Single Variable Experiments

  • Change one independent variable
  • Measure its effect on dependent variable
  • Example: Test 3 temperatures, measure growth rate

Multiple Trial Experiments

  • Repeat experiment several times
  • Average results to reduce error
  • Increases reliability

Common Question Types

Identifying Variables

"What was the independent variable in Experiment 2?"

  • Look for what the researchers changed

"What was measured in this experiment?"

  • The dependent variable

Understanding Purpose

"What was the purpose of using a control group?"

  • To provide comparison/baseline

"Why did the researchers perform 3 trials?"

  • To increase reliability/reduce error

Design Questions

"Which experiment would test the hypothesis?"

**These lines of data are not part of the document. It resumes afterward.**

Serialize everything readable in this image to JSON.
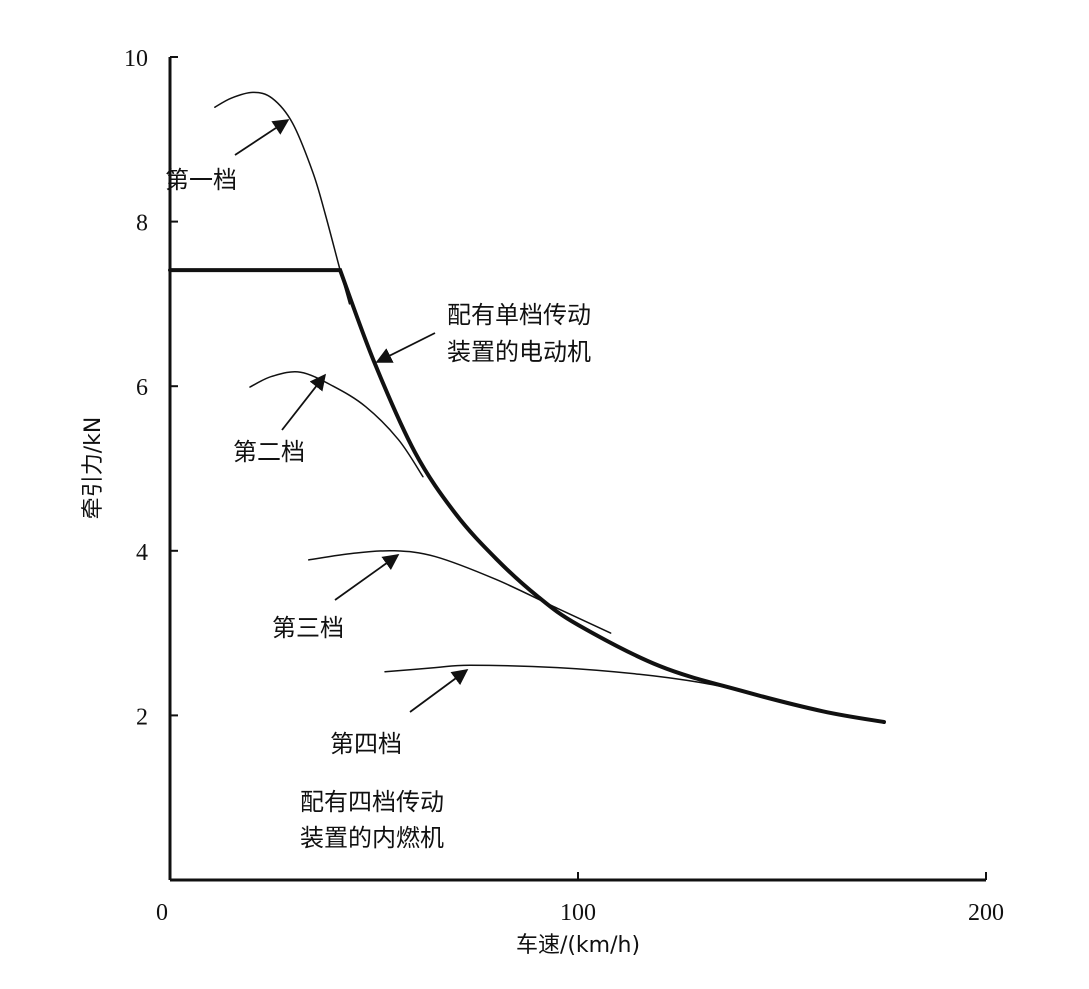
{
  "chart_data": {
    "type": "line",
    "title": "",
    "xlabel": "车速/(km/h)",
    "ylabel": "牵引力/kN",
    "xlim": [
      0,
      200
    ],
    "ylim": [
      0,
      10
    ],
    "xticks": [
      0,
      100,
      200
    ],
    "yticks": [
      2,
      4,
      6,
      8,
      10
    ],
    "grid": false,
    "series": [
      {
        "name": "配有单档传动装置的电动机",
        "style": "thick",
        "x": [
          0,
          41.7,
          50,
          60,
          70,
          80,
          90,
          100,
          120,
          140,
          160,
          175
        ],
        "y": [
          7.41,
          7.41,
          6.3,
          5.2,
          4.45,
          3.9,
          3.45,
          3.1,
          2.6,
          2.3,
          2.05,
          1.92
        ]
      },
      {
        "name": "第一档",
        "style": "thin",
        "x": [
          11,
          15,
          20.3,
          25,
          30,
          35,
          38,
          41.7,
          44
        ],
        "y": [
          9.39,
          9.5,
          9.57,
          9.5,
          9.2,
          8.6,
          8.1,
          7.41,
          7.0
        ]
      },
      {
        "name": "第二档",
        "style": "thin",
        "x": [
          19.6,
          25,
          32,
          40,
          48,
          56,
          62
        ],
        "y": [
          5.99,
          6.12,
          6.17,
          6.0,
          5.75,
          5.35,
          4.9
        ]
      },
      {
        "name": "第三档",
        "style": "thin",
        "x": [
          34,
          45,
          55,
          65,
          80,
          95,
          108
        ],
        "y": [
          3.89,
          3.97,
          4.0,
          3.93,
          3.65,
          3.3,
          3.0
        ]
      },
      {
        "name": "第四档",
        "style": "thin",
        "x": [
          52.7,
          65,
          73.5,
          95,
          115,
          130,
          142
        ],
        "y": [
          2.53,
          2.58,
          2.61,
          2.58,
          2.5,
          2.4,
          2.28
        ]
      }
    ],
    "annotations": [
      {
        "text": "第一档"
      },
      {
        "text": "第二档"
      },
      {
        "text": "第三档"
      },
      {
        "text": "第四档"
      },
      {
        "text_lines": [
          "配有单档传动",
          "装置的电动机"
        ]
      },
      {
        "text_lines": [
          "配有四档传动",
          "装置的内燃机"
        ]
      }
    ],
    "legend": "none",
    "colors": {
      "line": "#111111",
      "background": "#ffffff"
    }
  }
}
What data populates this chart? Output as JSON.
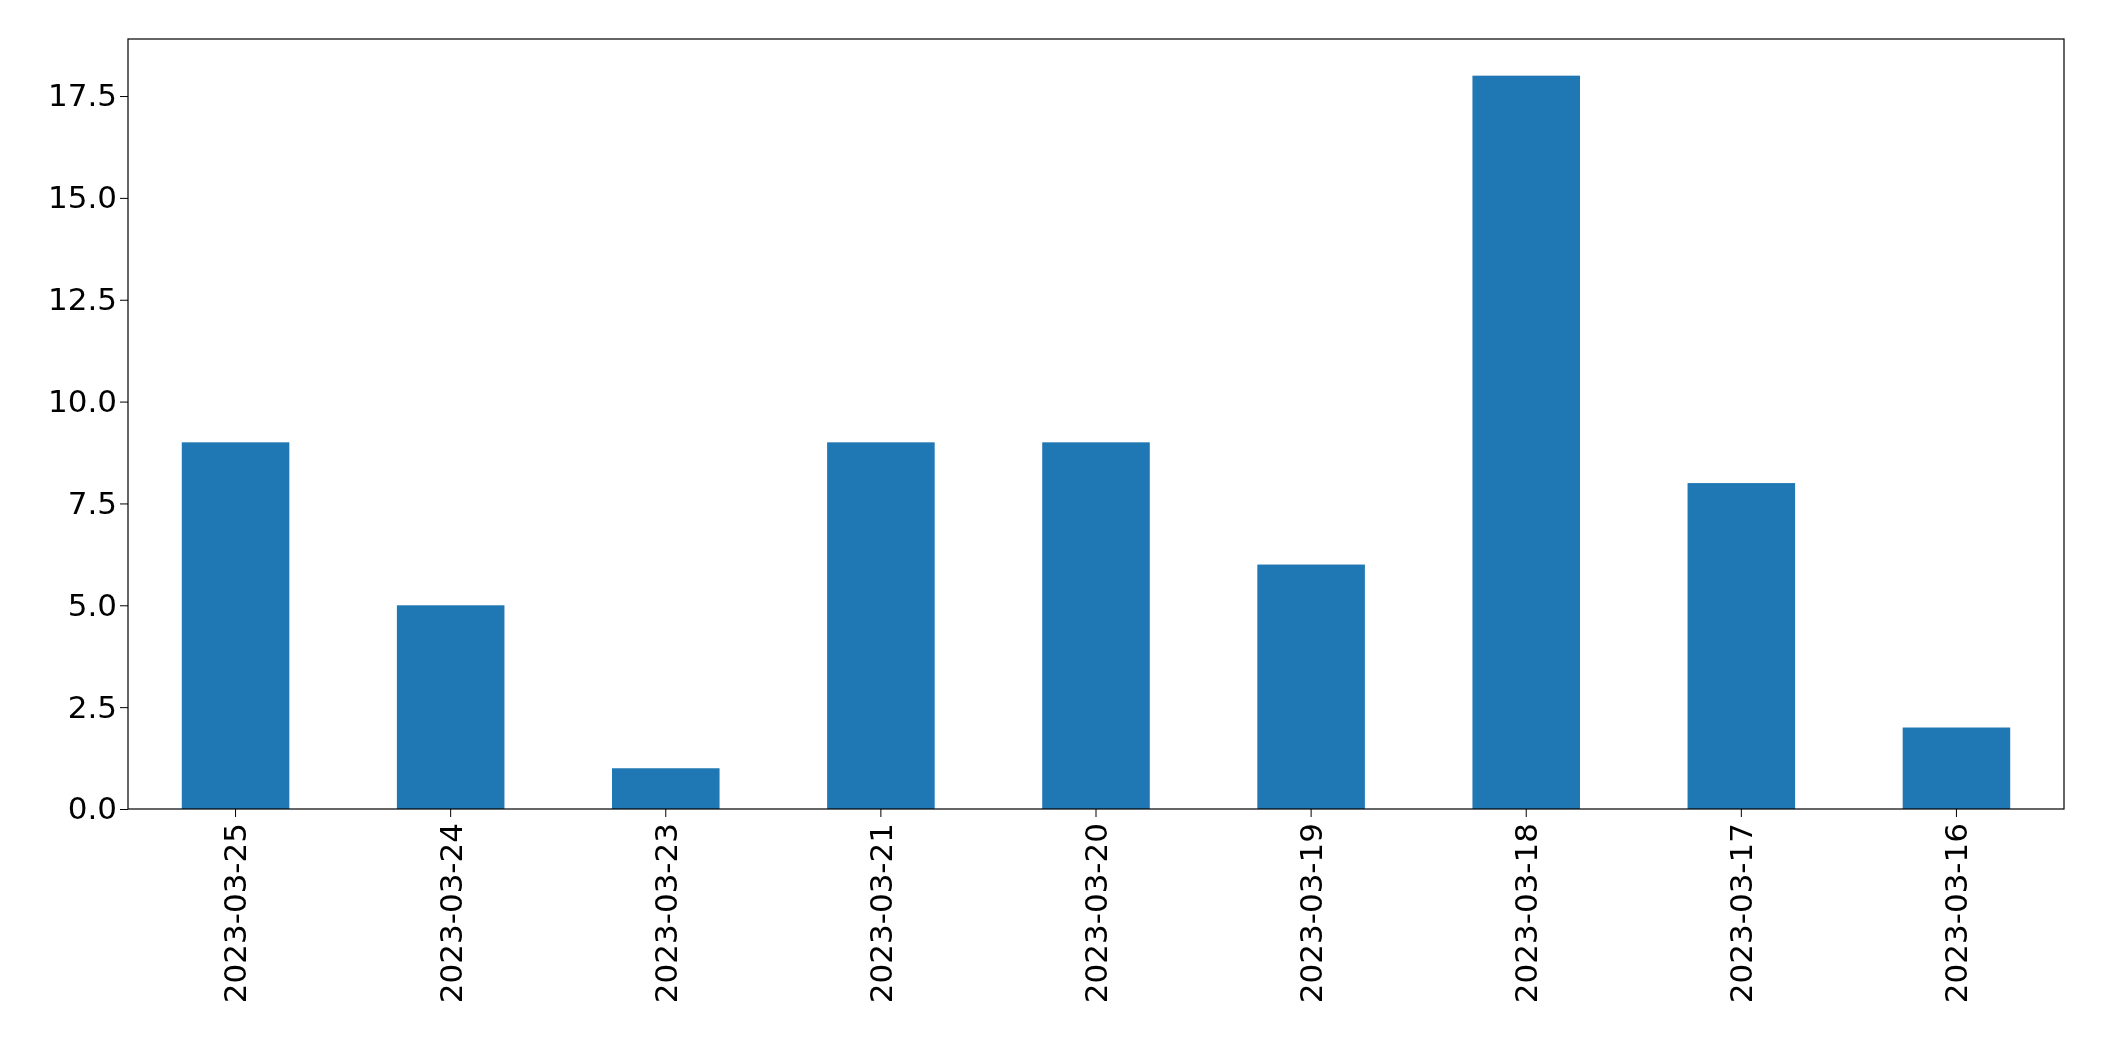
{
  "chart_data": {
    "type": "bar",
    "categories": [
      "2023-03-25",
      "2023-03-24",
      "2023-03-23",
      "2023-03-21",
      "2023-03-20",
      "2023-03-19",
      "2023-03-18",
      "2023-03-17",
      "2023-03-16"
    ],
    "values": [
      9,
      5,
      1,
      9,
      9,
      6,
      18,
      8,
      2
    ],
    "color": "#1f77b4",
    "ylim": [
      0,
      18.9
    ],
    "yticks": [
      {
        "value": 0,
        "label": "0.0"
      },
      {
        "value": 2.5,
        "label": "2.5"
      },
      {
        "value": 5,
        "label": "5.0"
      },
      {
        "value": 7.5,
        "label": "7.5"
      },
      {
        "value": 10,
        "label": "10.0"
      },
      {
        "value": 12.5,
        "label": "12.5"
      },
      {
        "value": 15,
        "label": "15.0"
      },
      {
        "value": 17.5,
        "label": "17.5"
      }
    ]
  }
}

  • Match the variables tested to the hypothesis

"How could the experiment be improved?"

  • Add control group, more trials, control more variables

Reading Research Summaries

Passage Structure

  1. Introduction: Background and hypothesis
  2. Methods: What was done
  3. Results: Data tables/graphs
  4. Conclusion: What was learned (sometimes)

Strategy

  1. Skim the introduction for context
  2. Focus on methods - who did what?
  3. Study the data carefully
  4. Don't read every word - go to questions

ACT Tips

  • Independent = what you change
  • Dependent = what you measure
  • Control = what stays the same
  • Questions often test whether you understand why scientists made certain choices
  • Use process of elimination on design questions

📚 Practice Problems

1Problem 1easy

Question:

Students tested how temperature affects plant growth. They grew plants at 15°C, 20°C, and 25°C and measured height after 2 weeks. What is the independent variable?

💡 Show Solution

Solution:

Independent variable = what the experimenter changes

In this experiment:

  • Changed: Temperature (15°C, 20°C, 25°C)
  • Measured: Height (dependent variable)
  • Kept same: Time (2 weeks), type of plant, etc. (controls)

Answer: Temperature

ACT Tip: Independent comes FIRST (cause), dependent comes SECOND (effect)

2Problem 2medium

Question:

Why would researchers perform an experiment 3 times instead of just once?

💡 Show Solution

Solution:

Multiple trials serve several purposes:

  1. Reduce random error - one trial might have flukes
  2. Calculate averages - more accurate results
  3. Increase reliability - consistent results across trials
  4. Detect anomalies - spot outliers

Answer: To increase reliability and reduce the impact of random error

ACT Tip: More trials = more reliable data!

3Problem 3hard

Question:

An experiment tested 3 fertilizers (A, B, C) on tomato plants. All plants received the same amount of water and sunlight. What is the purpose of keeping water and sunlight constant?

💡 Show Solution

Solution:

These are control variables (kept constant).

Purpose:

  • Ensure the only difference is the type of fertilizer
  • Allows fair comparison between groups
  • If water varied, couldn't tell if growth differences were from fertilizer or water

This is called a "controlled experiment"

Answer: To ensure that any differences in plant growth are due to the fertilizer type and not other factors

ACT Tip: Control variables eliminate confounding factors!